The gold price has been on the rise during the pandemic this year. As infections rise, vaccines loom on the horizon and economies gradually recover, what do we expect from the gold price in 2021?
Gold price bulls
The bulls are predicting a resurgence in the price to U.S. $2,300 per troy ounce in 2021.
Goldman Sachs stated last month they had a target of $2,300, as recovery from the the coronavirus-related recession fuels higher inflation next year. Goldman’s economics team sees inflation rising to 3% next year before weakening through year-end. Further fuel could be added from a recovery in demand from India and China.
Punchy, you may think.
The gold price rose strongly in the first half of 2020, in large part due to the fall in both nominal and real yields. An increase in safe-haven investment demand in the wake of the virus-induced economic slump also contributed, Capital Economics wrote recently. The research house explained the the price rise has been strong since the start of 2019, riding an 18-month surge in demand for ETF holdings as a safe-haven investment. That is a process that gathered pace in the face of the pandemic.

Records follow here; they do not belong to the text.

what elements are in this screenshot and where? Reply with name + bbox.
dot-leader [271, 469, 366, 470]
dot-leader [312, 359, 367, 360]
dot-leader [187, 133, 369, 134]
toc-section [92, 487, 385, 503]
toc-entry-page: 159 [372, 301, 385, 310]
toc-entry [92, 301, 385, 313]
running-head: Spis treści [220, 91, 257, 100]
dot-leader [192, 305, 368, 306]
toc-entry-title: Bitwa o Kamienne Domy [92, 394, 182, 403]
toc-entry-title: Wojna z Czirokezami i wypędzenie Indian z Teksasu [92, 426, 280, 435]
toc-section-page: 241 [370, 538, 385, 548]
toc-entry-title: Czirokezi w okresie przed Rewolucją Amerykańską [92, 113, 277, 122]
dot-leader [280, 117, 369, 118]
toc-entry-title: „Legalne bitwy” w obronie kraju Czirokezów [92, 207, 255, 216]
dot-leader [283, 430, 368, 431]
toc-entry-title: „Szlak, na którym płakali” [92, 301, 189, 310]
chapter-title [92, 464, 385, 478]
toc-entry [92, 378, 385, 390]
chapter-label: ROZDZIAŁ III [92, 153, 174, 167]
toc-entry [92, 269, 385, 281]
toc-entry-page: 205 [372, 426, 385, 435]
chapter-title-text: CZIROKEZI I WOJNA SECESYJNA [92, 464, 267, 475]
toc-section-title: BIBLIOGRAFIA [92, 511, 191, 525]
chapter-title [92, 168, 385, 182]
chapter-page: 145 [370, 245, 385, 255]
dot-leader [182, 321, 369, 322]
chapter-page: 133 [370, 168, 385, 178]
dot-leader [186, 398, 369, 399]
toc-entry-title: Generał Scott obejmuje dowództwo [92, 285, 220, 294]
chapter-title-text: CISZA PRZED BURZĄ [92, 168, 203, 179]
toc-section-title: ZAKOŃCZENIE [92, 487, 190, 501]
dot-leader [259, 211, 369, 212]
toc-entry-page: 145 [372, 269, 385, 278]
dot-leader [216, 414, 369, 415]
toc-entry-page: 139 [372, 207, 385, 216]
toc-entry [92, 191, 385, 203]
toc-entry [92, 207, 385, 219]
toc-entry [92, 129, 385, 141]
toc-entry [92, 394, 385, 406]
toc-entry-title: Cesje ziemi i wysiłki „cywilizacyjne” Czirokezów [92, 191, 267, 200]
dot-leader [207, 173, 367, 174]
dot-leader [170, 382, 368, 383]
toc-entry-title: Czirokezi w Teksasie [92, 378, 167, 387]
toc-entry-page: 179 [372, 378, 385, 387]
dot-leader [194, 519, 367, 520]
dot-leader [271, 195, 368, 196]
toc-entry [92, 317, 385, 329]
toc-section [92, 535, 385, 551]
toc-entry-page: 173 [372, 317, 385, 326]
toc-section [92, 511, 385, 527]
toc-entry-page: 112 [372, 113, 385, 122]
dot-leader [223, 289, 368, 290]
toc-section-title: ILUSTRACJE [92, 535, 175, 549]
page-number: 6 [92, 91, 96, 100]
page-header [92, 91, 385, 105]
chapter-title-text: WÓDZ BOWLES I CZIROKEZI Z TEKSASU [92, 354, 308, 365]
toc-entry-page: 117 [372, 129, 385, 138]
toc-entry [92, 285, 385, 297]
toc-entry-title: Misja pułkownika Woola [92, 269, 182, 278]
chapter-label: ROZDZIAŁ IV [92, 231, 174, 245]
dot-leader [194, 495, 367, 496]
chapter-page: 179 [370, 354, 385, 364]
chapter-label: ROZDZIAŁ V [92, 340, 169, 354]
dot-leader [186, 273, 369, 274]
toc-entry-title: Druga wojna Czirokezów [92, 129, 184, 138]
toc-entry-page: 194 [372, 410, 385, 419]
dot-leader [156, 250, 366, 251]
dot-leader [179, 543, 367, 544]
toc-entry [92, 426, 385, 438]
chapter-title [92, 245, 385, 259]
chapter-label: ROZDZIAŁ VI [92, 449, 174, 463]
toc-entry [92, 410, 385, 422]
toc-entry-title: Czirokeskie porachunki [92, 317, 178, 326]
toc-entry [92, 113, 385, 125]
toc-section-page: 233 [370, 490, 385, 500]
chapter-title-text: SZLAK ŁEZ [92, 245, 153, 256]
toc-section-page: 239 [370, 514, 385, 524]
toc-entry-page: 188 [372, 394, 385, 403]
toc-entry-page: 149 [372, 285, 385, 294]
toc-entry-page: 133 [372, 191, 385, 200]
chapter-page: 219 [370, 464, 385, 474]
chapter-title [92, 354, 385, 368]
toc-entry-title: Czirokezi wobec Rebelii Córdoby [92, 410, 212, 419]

Gold price retraces after August peak
However, the gold price has dipped from its August peak. Investors rotated out of safe havens into riskier assets on hopes of a vaccine-induced economic boom next year.
The story here is more conflicting. Yes, vaccines appear to be coming faster than London buses in rush hour.
However, so are infection rates and hospitalizations.
It will be a dark winter, as actual vaccination rates fail to live up to expectations and people continue to die. However, markets generally look forward, not at the present. The expectation remains that, sooner or later, markets will recover as vaccinated immunity spreads through the population.
Capital Economics takes a more cautious view of the pace of recovery. The upside to the gold price in 2021 will be limited to around $1,900 in 2021, an average of only about $60 above the current level.
As with 2020, yields will remain a key issue. Capital Economics expects yields will be kept low and inflation will be allowed to rise above target, at least in the U.S.
Two price drivers are cited in their recent report that may undermine even Capital Economics’ cautious view.
The first is contrary to Goldman Sachs’s prediction that a rise in U.S. nominal yields, possibly as a result of a faster-than-anticipated pick-up in U.S. economic activity, could push up inflation. In turn, that that would drive the gold price.
Meanwhile, Capital Economics sees it as a risk. Increasing inflation would undermine the prolonged low-rate environment and dissuade investment in non-interest-bearing assets, like gold.
Make what you will of that. However, the second trend could be a rapid recovery, which could drive more risk appetite. Hence, that lead to a move away from safe-haven assets – a key driver of the gold price this year as the pandemic unfolded.
What’s next for gold?
So, there are conflicting opinions.
Where does that leave our view of the gold price?
Let’s start with the fundamentals.
Physical demand could pick up in 2021. China is forecast for potentially double-digit growth in 2021 with a strong tailwind from this year’s stimulus measures and a robust recovery in consumption.
India, the other major physical gold market, does not look as positive. The country will likely have a slow vaccine rollout and is facing severe banking risks. That could hamper the Indian economy’s recovery in 2021. In turn, a slower recovery could impact consumer appetite for spending, with unemployment up and some sectors still struggling.
We suspect Capital Economics is probably closer to the likely trend in prices next year. Gold is likely to hang onto its 2020 gains. However, a rise to $2,300 seems a stretch a more risk-on environment is unlikely to support.